Running the Numbers Before You Commit
Before you start looking at properties in detail, use a borrowing capacity calculator to get a realistic sense of what lenders will approve. Then use a loan repayment calculator to see what those repayments will actually look like at different interest rates and loan amounts. This gives you a clearer picture of affordability than just looking at property listings and hoping the numbers work.
Once you know your range, you can decide whether to apply for home loan pre-approval before you start attending inspections. Pre-approval gives you certainty about your budget and makes your offers more credible to vendors, but it's not mandatory. If your financial situation is straightforward, some couples prefer to find the property first and then move quickly on the application. If your income is variable, you're self-employed, or you're relying on a guarantor or government scheme, getting pre-approval first removes uncertainty and saves time once you've found something you want to buy.
Affordability in Melbourne comes down to matching your income and deposit to the right property type and location. You might not be able to afford the suburb or house size you were hoping for, but that doesn't mean you can't afford to buy at all. It just means being realistic about what your current finances support, and whether you're willing to compromise on location, size, or property type to get into the market now.
If you're still not sure where you sit or you want to explore your options with someone who can access home loan options from banks and lenders across Australia, call one of our team or book an appointment at a time that works for you. We'll walk through your income, expenses, and deposit to work out what you can genuinely afford and what that means for your property search.
Frequently Asked Questions
How do lenders calculate how much I can borrow for a home loan?

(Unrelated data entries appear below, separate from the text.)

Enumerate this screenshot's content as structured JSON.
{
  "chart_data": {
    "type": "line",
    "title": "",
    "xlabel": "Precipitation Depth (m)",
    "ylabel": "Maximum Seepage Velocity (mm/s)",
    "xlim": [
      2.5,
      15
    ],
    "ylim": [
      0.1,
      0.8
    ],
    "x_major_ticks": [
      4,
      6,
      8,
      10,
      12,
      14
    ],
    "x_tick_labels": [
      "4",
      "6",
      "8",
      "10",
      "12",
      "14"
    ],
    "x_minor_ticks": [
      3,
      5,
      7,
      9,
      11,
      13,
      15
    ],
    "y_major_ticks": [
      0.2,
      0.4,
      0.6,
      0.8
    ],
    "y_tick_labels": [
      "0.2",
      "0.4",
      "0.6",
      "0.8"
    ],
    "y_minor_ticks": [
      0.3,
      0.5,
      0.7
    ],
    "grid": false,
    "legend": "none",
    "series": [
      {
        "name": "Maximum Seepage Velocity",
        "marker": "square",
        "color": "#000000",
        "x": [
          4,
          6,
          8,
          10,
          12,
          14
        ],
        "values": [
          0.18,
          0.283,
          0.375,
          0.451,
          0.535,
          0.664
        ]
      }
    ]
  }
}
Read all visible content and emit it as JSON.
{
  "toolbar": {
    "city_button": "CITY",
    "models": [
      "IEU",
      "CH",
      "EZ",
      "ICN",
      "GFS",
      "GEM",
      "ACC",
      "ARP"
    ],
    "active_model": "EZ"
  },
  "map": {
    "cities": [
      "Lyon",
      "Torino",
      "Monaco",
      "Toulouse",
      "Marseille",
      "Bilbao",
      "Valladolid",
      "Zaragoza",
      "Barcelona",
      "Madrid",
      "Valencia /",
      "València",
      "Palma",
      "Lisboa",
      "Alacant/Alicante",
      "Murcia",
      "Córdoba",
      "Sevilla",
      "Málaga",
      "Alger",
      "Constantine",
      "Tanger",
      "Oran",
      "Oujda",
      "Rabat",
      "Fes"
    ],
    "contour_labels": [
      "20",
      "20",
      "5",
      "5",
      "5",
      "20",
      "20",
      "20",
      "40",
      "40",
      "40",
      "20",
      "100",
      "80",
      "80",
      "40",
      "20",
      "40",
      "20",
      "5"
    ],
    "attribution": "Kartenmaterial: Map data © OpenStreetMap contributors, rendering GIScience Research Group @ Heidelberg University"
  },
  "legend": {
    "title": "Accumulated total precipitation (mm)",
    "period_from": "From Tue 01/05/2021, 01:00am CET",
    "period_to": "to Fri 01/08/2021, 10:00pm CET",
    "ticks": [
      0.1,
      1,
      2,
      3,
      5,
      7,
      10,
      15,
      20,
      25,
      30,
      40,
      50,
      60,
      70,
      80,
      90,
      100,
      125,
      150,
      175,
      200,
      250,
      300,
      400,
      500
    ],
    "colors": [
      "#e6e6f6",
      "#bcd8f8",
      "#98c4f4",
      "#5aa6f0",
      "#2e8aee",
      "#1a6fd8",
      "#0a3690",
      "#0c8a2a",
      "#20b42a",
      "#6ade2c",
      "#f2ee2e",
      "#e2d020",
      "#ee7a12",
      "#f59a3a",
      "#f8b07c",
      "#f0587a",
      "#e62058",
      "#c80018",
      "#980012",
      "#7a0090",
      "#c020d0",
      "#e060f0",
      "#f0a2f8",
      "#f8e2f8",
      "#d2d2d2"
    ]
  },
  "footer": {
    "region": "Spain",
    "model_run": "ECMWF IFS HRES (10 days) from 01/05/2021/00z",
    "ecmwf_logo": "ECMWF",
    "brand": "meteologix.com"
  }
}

Lenders take your combined gross income and subtract all your regular expenses, existing debts, and credit card limits (even if paid off monthly). They also assess your repayments at a rate higher than the actual interest rate to ensure you can still afford them if rates increase. What remains determines your borrowing capacity.
Can I buy a house in Melbourne with a 5% deposit?
Yes, through the Home Guarantee Scheme or with Lenders Mortgage Insurance. The scheme allows eligible first home buyers to purchase with 5% deposit without paying LMI, which can save tens of thousands. Without the scheme, you'll need to pay LMI on deposits below 20%.
What suburbs in Melbourne are affordable for first home buyers?
Outer suburbs like Craigieburn, Wollert, Clyde North, and Officer still have houses between $600,000 and $750,000. For units, suburbs like Coburg, Preston, Reservoir, Dandenong, and Noble Park offer options between $450,000 and $600,000. Affordability depends on your borrowing capacity and deposit size.
Does a guarantor help me afford a more expensive property?
A guarantor allows you to borrow more or avoid Lenders Mortgage Insurance by using equity in their property as additional security. This is particularly useful if you have strong income but a smaller deposit. The guarantee can usually be removed once you've paid down enough of the loan.
What costs do I need to budget for beyond the home loan repayment?
You need to account for stamp duty, conveyancing fees, building inspections, ongoing council rates, insurance, and maintenance. If buying a unit, add strata fees. These costs can add $30,000 to $50,000 upfront plus $300 to $500 monthly, depending on the property.